Last month, this cute half scale dollhouse showed up on eBay.
The description attributed the house to Robert Bernhard of Dolphin Miniatures. Curious about it, I reached out to Cathy Miller-Vaughan, the current owner of Bauder-Pine. She started working for Pat Bauder in the nineties, and she knows the names of a lot of people who did half scale in that era.
Not only did Cathy recognize the house, but it turns out it’s a Bauder-Pine house! Here’s what she told me:
Pat and Bob Bernhard decided they wanted to create four houses that were similar and would sit on a shelf. This is the second house. … I think it was 1997, Pat and I went to CIMTA in Vegas and met a gentleman from Sri Lanka who would cut these houses for us. There were, I think, 100 or 125 of each house created. Bob designed and created the prototypes. They came assembled and unfinished. They arrived by truck, a big truck, in wooden crates. It took months for them to arrive. I was the one who had to unload those crates. Good times!
Eventually, only three houses went into production. The windows, doors, staircase, and railings were created in Sri Lanka with the houses. These are not anything you can purchase separately. The roofing with the kit was a plastic sheet of shingles. The roofing on this house, on eBay, isn’t the roofing that came with the house. Also, the chimney wasn’t included in the house kit.
She sent me this newspaper picture of the four buildings. From left to right they’re the Shop, the second building that never went into production, the Market Cross, and the Regent Street.
This Market Cross is owned by Ann Pennypacker. Cathy thought it might be the prototype. I love the curved bay window.
Notice how the quoins are handled — they’re only the front, to allow the hinged panels to open.

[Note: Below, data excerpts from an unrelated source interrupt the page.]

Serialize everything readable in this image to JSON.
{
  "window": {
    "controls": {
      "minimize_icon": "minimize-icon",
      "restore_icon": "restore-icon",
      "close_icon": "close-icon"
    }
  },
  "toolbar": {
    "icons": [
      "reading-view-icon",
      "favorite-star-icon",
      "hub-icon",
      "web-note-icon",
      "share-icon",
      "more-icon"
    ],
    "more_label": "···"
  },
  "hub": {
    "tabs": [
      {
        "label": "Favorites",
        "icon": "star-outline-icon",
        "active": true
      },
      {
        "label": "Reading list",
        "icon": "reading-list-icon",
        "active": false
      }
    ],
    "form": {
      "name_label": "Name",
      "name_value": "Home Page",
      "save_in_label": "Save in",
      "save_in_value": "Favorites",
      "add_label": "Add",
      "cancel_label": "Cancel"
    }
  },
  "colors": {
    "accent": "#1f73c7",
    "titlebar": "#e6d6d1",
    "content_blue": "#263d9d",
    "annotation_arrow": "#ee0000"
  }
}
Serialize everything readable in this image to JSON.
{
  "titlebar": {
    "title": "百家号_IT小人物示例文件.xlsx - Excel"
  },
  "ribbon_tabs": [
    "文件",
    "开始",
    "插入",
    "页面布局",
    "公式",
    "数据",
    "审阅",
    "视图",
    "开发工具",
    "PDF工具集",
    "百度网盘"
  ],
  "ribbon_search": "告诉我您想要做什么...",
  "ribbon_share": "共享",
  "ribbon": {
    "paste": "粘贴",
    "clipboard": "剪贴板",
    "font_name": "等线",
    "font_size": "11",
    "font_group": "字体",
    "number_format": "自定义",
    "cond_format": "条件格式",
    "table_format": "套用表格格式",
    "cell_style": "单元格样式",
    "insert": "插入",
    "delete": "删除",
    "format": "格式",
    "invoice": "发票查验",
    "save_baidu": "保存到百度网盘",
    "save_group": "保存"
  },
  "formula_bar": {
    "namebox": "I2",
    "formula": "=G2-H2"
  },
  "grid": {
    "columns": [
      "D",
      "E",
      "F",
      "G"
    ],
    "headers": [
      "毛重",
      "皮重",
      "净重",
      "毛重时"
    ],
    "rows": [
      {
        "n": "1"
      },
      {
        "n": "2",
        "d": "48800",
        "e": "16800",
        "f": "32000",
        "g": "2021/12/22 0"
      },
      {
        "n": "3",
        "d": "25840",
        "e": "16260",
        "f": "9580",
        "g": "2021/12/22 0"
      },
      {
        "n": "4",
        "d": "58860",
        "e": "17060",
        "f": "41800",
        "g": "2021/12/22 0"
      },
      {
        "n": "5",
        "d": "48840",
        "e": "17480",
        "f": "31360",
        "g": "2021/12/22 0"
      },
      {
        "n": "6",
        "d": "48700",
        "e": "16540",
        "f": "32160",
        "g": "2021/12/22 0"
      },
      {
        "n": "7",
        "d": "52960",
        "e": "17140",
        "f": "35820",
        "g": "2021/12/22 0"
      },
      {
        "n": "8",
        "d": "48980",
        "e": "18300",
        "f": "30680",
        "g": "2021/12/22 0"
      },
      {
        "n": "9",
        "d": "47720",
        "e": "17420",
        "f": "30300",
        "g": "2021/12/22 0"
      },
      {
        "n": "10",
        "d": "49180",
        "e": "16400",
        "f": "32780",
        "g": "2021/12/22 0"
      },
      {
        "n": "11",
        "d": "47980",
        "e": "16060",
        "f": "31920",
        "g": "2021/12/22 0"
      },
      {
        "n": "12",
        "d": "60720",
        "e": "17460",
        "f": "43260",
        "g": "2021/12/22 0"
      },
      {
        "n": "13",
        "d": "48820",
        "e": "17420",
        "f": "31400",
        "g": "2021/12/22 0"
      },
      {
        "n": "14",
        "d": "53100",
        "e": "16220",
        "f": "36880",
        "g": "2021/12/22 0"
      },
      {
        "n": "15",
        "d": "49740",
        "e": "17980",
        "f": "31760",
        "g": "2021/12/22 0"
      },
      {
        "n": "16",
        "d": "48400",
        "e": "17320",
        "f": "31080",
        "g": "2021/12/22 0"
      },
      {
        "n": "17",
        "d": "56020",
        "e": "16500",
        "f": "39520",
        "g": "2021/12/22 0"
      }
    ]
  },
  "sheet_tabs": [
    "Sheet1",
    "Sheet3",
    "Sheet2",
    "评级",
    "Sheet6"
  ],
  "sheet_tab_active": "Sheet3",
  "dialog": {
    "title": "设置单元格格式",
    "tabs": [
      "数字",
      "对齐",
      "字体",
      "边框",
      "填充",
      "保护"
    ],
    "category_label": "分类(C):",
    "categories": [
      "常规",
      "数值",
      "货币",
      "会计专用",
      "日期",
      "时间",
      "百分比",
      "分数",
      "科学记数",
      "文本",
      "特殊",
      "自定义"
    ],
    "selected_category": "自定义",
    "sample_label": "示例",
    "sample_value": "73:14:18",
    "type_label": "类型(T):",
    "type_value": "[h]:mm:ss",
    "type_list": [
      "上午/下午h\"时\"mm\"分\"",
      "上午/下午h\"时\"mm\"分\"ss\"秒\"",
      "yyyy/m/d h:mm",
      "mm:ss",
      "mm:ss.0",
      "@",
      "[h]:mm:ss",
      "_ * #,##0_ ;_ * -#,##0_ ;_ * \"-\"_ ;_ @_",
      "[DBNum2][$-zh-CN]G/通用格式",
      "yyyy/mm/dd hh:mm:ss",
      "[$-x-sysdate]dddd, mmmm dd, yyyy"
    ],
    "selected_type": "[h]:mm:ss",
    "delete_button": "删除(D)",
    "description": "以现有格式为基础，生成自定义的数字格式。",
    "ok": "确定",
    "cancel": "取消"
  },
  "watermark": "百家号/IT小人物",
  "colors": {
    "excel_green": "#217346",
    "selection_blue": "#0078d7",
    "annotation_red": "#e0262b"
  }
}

This is something I grappled with on the Mansard Victorian. I decided to turn that house’s hinged panels into one standalone panel, so the quoins don’t get in the way of opening the panel, but even if I kept the hinges I’m not sure I would do the quoins this way. It’s fine to only see the quoins from the front if the building is right up against other buildings like it is in the newspaper photo, but on a standalone building it’s a little awkward.
(Don’t get me wrong, it’s still beautifully finished! Just something I noticed.)